CHEATS aimed to cut down on food wastage specifically from businesses. Most food in restaurants are thrown out when nearing the end of the day/expiration period.

We wanted to create an platform for mobile and desktop devices that linked a vendor’s excess food and consumer demand. Vendors upload their stock onto the platform, and users browse, reserve, pay and collect their chosen food. This results in economically driven benefits for both sides.

Increased revenue for suppliers, and cheaper quality food for customers.


“Having an open fire in your kitchen is like burning 400 cigarettes an hour.” – Kirk Smith

Open-fire cooking methods are detrimental to the health of those who use them. Yet, due to an absence of feasible alternatives, millions of people living in developing countries are forced to continue relying upon these methods.

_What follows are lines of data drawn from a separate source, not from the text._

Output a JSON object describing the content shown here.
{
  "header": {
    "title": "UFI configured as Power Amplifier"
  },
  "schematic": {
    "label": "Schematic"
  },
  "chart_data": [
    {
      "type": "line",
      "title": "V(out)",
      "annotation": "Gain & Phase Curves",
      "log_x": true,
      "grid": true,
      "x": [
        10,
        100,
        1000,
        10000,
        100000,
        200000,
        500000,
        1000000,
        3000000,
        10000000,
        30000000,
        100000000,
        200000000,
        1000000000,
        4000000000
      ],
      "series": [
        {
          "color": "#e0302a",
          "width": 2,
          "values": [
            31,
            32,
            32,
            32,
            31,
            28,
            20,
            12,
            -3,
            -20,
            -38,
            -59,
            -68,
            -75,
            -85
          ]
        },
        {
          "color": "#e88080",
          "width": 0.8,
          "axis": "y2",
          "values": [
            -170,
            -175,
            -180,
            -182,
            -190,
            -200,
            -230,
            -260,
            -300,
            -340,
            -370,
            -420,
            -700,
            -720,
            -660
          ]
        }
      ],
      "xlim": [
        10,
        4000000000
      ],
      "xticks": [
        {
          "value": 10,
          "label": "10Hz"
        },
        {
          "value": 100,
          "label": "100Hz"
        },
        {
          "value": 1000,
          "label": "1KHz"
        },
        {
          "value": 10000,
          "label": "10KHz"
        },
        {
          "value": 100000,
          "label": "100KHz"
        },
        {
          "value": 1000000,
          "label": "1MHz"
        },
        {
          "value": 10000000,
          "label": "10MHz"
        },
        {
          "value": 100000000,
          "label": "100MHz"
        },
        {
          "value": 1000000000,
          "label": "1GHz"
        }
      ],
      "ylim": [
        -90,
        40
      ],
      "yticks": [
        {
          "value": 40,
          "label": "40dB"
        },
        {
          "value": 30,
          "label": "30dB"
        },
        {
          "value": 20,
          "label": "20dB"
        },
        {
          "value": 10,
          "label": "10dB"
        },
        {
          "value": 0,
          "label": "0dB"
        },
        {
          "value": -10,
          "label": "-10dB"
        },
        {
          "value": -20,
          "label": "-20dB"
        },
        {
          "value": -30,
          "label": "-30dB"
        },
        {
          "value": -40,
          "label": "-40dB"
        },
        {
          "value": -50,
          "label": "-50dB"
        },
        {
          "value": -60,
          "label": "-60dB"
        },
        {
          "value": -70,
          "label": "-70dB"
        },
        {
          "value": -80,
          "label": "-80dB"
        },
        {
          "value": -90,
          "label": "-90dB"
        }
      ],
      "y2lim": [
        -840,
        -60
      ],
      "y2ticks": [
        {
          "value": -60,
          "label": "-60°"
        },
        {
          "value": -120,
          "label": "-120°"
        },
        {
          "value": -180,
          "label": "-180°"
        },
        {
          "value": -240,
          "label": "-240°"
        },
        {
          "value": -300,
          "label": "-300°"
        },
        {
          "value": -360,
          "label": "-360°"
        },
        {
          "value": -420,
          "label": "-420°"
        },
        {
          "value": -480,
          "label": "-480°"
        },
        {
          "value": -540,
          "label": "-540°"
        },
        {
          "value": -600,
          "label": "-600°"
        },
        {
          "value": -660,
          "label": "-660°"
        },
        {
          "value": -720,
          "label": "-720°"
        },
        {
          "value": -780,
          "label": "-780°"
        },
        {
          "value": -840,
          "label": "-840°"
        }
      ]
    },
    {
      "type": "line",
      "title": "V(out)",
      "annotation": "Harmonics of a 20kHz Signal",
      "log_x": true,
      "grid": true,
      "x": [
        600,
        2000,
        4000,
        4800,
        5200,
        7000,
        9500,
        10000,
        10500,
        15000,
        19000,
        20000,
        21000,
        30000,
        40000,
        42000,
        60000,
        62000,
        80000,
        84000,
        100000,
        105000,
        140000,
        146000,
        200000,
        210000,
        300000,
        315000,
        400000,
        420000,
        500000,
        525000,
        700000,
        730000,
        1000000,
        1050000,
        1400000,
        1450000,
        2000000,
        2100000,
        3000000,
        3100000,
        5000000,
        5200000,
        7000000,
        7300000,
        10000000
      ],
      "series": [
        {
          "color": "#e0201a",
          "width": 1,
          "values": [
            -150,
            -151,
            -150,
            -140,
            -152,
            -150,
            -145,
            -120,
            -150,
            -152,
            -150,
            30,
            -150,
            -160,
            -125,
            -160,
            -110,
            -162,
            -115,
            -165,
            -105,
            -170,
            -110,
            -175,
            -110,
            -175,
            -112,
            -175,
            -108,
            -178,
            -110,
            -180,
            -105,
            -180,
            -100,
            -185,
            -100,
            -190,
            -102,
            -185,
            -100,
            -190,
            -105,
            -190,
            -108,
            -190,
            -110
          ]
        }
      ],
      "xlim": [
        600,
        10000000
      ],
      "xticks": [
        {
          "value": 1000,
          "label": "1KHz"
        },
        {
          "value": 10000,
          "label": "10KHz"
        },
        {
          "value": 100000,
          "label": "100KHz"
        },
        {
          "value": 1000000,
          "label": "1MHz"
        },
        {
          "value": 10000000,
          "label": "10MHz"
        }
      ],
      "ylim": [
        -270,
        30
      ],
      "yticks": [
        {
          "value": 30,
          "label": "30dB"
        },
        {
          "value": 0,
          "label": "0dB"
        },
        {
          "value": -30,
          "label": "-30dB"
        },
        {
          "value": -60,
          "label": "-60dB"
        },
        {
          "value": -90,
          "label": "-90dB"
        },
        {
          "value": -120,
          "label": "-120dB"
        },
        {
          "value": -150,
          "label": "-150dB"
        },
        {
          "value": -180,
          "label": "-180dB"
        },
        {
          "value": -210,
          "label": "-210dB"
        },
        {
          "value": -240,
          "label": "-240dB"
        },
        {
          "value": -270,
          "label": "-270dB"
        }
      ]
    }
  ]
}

The Mudansa project was created for this reason, utilising the principles of entrepreneurship and innovation to manufacture closed-fire stoves, stoves which produce cleaner, less harmful smoke and burns biofuel more efficiently.

Our ambition was to propel these stoves into widespread circulation throughout rural East Timor, assisting communities to produce the stoves themselves and equip small business owners with the skills to establish self-sustaining social enterprises. It’s better for health, better for the environment and better for economic growth – a social business run by the locals, for the locals.

The project tested a prototype stove model. Team members from the Mudansa project developed deeper links with stakeholders in East Timor, sought out a patent, and designed a marketing strategy and business model to ensure the vision was kept alive.



Maison Collective was born with a single idea in mind: to create a fashion brand that makes a difference without compromise. Its premier collection ‘Strength’ donated 100% of all profits generated towards the Siddhi Memorial Foundation in Nepal, to support the families and children affected by the earthquakes in 2015.


The Sight Project provided opportunities for individuals with learning disabilities to create artworks to be displayed and sold at art shows in Sydney.